Do not identify the document you request as an “investigative record.” In Sasso v. City of Philadelphia, AP 2009-0014, Sasso requested, among other things, “investigative records.” In Cahill v. Borough of Penndel, AP 2009-0023, Cahill requested a copy of an “investigation report conducted by building inspection underwriters….” Both requests were denied, and the OOR affirmed the denials, based on the non-criminal “investigation exception” in the Right to Know Law, 65 Pa.C.S. 708(b)(17).
The obvious take away from these decisions is this: Do not identify the document you request as an “investigative record.” If an agency believes that a document is an investigative record, make the agency raise that (and prove it) in its response to you.
As we'll discuss in more detail in our next post, we believe that the OOR must define what constitutes an “investigative record.” This will undoubtedly be one of the most frequently-raised exemptions, and both agencies and requesters will benefit from guidance on this issue.
If agencies say documents don’t exist, the OOR may require an attestation or affidavit before accepting the agency’s claim.
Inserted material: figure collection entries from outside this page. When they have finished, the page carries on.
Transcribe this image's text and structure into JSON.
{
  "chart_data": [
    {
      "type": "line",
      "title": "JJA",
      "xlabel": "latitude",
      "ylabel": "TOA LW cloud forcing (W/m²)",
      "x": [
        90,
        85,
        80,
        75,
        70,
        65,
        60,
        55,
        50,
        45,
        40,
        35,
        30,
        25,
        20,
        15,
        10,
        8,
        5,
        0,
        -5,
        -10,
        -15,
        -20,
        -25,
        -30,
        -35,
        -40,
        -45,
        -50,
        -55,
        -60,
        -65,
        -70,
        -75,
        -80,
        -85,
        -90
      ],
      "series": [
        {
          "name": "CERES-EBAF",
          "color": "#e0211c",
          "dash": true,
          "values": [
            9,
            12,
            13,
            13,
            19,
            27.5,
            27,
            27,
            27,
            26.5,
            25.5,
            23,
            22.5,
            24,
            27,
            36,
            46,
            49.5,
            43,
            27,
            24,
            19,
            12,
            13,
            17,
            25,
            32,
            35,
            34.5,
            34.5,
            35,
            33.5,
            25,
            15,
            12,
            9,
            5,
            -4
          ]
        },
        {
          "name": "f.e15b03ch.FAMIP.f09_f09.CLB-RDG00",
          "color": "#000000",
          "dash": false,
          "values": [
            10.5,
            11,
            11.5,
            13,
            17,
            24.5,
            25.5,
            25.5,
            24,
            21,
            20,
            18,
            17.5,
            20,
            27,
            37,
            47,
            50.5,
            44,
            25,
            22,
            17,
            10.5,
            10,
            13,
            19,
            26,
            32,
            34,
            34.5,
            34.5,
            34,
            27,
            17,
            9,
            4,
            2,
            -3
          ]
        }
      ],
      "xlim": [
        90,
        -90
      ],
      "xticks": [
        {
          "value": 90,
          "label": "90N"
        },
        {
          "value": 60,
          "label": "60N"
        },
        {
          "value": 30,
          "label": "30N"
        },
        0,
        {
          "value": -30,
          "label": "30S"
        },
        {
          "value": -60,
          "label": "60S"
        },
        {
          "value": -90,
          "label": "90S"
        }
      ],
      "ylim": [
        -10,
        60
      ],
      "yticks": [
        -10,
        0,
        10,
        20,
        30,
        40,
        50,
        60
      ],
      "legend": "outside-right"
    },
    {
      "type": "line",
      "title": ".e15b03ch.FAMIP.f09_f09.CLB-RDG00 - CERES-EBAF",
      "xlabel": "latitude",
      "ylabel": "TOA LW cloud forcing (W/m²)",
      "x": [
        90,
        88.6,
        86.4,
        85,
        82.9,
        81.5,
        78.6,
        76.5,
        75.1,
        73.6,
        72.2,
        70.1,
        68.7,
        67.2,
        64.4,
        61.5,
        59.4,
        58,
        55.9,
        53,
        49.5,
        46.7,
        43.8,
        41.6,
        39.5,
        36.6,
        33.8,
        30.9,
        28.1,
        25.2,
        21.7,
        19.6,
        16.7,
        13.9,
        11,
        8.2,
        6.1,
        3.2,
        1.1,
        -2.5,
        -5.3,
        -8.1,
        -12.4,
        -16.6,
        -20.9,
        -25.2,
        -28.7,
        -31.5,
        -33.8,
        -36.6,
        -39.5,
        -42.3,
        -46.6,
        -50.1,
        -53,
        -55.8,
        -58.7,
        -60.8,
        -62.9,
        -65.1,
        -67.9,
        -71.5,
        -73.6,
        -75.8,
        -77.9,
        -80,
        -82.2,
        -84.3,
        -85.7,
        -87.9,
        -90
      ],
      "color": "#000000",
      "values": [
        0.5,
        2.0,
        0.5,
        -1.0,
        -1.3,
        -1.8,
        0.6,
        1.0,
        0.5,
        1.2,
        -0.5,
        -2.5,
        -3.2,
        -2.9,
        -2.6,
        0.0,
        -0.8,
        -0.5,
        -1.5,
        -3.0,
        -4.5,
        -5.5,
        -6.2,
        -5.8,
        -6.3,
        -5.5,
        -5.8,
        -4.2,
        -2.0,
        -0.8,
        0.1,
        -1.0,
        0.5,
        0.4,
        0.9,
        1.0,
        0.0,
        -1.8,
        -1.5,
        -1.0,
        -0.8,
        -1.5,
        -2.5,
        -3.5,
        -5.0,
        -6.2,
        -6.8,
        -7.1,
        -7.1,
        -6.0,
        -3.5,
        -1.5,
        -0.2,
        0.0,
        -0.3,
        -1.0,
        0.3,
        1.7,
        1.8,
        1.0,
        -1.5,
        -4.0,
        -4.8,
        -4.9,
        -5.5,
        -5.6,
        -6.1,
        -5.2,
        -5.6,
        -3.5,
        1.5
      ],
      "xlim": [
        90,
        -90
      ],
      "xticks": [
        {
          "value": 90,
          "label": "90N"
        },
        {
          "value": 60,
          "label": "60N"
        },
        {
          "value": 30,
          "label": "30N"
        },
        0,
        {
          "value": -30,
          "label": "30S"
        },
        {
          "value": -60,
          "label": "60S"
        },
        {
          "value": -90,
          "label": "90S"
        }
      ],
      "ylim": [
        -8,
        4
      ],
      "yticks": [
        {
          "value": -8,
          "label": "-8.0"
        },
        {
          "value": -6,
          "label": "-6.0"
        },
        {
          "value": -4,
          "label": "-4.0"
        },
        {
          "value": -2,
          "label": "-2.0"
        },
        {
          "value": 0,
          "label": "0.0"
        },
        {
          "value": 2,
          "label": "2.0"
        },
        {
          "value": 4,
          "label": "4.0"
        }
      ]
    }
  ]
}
In Kurzmiller v. Township of Shrewsbury, AP 2009-0005, Kurzmiller requested a W-2 or 1099 relating to a Township Code Enforcement Officer. The Township Secretary filed an “Attestation” pursuant to 42 Pa.C.S. 6103, asserting that no 1099 existed in the records of the Township. As to the W-2, the Township responded that the Officer was not an employee of the Township and therefore the Township had no obligation to create or maintain such a record. The OOR found that this response was sufficient. See also Ortiz v. Department of Public Welfare, AP 2009-0015 (records destroyed pursuant to agency’s record retention policy, and agency provided “Attestation of Nonexistence of Records” in support of denial).
Agencies that don’t respond adequately to requesters or the Office of Open Records are likely to lose. In Sabatini v. Philadelphia Parking Authority, AP 2009-0022, Sabatini requested the names of certain hearing officers. The agency failed to respond to the request within 5 business days. When it did respond, it incorrectly described the appeals process (agencies are required to include the appeals procedure in any denial letter). The agency also failed to respond to an OOR request for additional information. The OOR ruled that the Parking Authority must provide the names of the hearing officers.
In Wallace v. School District of Lancaster, AP 2009-0010, Wallace requested contracts and master agreements discussed at subcommittee meetings of the school board. The school district denied the request, claiming that the documents were internal, predecisional documents under exemption 10, 65 Pa.C.S. 708(b)(10). The OOR asked for additional information from both parties, but neither party responded. The OOR directed the district to release the records, finding that it did not meet its burden of proof.
If an agency fails to respond adequately to a request, and/or fails to provide requested information to the OOR, it seems likely that that agency will be unable to meet its burden of proof. These cases bear this out, and are a lesson for agencies responding in the future.